The volunteer tourism market is growing rapidly with more people opting to include volunteer work in their holidays. With their relatively low-expense, exotic locations and the promise of being able to contribute in a meaningful way, it’s not hard to see why volunteer holidays – also known as “voluntourism” – are a popular option among school-leavers and tertiary students.
But anti-voluntourism voices increasingly ask whether these well intentioned people are they doing more harm than good.
As a wide-eyed 18-year-old, I set off to a rural village in Malawi to teach at a school. Like many voluntourists, I was keen to make a difference. After a short teaching course, and an in-country cultural briefing, off I went.
The experience wasn’t what I’d expected. It quickly became clear that a local teacher’s work hours had been cut to accommodate me, and my short teaching course had not prepared me for a real classroom crammed with kids. I began to question whether I was helping or harming the community and chose to return home much earlier than I had planned.
I was unprepared, but a volunteer holiday can be a rewarding and beneficial experience for both the traveller and the host community, if it’s done right.
But how do you do it right? How can you choose a program that is really beneficial to the host community?
Kent Goldsworthy, international development lecturer and volunteer tourism expert from RMIT University, says there are a few initial questions people considering voluntourism should ask themselves.
“Firstly, what is it you want to achieve? You might then ask ‘What’s the best way I can do that?’ Some might answer that by doing voluntourism, some might donate money, some might become an activist for a policy issue.”
He says it’s easy for volunteers to unknowingly cause damage to a community, which is why it’s important that voluntourism trips are carefully considered.
“People need to consider if it is possible that by doing good they can do harm.
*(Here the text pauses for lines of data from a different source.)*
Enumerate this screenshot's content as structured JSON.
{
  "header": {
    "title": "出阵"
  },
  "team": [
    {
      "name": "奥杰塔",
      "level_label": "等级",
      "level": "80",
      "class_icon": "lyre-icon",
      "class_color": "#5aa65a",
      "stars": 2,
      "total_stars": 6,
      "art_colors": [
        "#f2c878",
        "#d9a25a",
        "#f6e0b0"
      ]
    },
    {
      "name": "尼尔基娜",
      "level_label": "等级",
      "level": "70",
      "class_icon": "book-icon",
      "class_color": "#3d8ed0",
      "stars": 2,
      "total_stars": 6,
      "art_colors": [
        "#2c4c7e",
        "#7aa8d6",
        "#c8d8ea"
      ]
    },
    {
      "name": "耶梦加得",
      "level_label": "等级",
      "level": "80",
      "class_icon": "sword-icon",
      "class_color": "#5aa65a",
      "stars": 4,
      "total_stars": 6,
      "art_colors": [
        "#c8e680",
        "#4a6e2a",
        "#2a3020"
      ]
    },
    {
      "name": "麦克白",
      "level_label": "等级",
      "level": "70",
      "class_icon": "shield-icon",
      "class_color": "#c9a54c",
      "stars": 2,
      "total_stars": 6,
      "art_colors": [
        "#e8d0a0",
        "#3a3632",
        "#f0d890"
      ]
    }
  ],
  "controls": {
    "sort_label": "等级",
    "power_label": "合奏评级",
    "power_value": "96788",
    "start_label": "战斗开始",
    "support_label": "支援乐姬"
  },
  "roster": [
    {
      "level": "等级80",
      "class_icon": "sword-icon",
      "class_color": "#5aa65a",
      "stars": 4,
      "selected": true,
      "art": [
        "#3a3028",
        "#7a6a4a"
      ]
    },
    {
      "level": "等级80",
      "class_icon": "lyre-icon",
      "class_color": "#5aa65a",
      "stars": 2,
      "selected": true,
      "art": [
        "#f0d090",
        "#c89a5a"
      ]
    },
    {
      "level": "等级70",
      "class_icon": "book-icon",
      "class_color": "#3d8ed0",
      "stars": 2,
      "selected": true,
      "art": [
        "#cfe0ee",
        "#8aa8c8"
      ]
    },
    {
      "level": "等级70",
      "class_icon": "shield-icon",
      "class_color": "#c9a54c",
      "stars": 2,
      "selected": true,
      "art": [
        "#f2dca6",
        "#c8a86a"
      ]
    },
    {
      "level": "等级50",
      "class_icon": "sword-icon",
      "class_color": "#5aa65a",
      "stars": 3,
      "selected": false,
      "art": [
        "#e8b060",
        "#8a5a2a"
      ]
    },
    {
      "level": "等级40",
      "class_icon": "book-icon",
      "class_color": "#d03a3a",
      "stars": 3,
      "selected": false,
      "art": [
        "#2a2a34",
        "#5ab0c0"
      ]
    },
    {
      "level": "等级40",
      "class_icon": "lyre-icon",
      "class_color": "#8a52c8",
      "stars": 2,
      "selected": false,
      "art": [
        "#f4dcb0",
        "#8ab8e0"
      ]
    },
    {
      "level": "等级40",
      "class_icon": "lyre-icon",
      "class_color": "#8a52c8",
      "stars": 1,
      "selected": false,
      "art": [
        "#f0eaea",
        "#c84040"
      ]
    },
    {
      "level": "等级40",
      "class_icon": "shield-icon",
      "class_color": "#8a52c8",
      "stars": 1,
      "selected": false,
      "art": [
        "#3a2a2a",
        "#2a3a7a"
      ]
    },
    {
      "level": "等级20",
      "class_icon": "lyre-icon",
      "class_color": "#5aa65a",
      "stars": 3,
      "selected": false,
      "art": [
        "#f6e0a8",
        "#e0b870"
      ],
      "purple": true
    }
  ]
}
Harm doesn’t necessarily mean they are going to be violent or hurt somebody directly but, for example, if they are working for free, their free labour is cheaper than paying a local just a few dollars a day to do the thing that they are going to do.”
The organisation travellers choose to travel with is key to whether or not they have a valuable experience. With the explosion of the voluntourism market, it’s easy to be overwhelmed by the number of trips on offer.
“There’s so many organisations out there saying the same thing. The challenge is to drill down to make sure that their values align with your own values,” says Maree Blackburn, marketing coordinator at Lattitude Global Volunteering.
Mr Goldsworthy agrees it is important to research volunteer travel organisations. “People need to look at how the host organisation is working and at the relationship it has with the community. They should also look at the background to the need,” he says.
Kristy Moore, adventure connector with Hand Up Australia, says the sign of a good volunteer project is that the community’s needs are put first.
“Regardless of where you go, or which organisation you go with, the key thing to think about before you go overseas is whether the needs of the community members are the number one priority,” she says. “Travellers should ask themselves ‘What would happen if there were no volunteers?'”
A volunteering experience can be enriching for a young person. It can build independence, flexibility and communication skills, and can drive greater global awareness and cultural sensitivity.
But the decision to volunteer abroad should not be taken lightly. Good intentions and a desire to help don’t always translate into a positive outcome. Careful planning and preparation are essential if a trip is to avoid harming those it’s intended to help.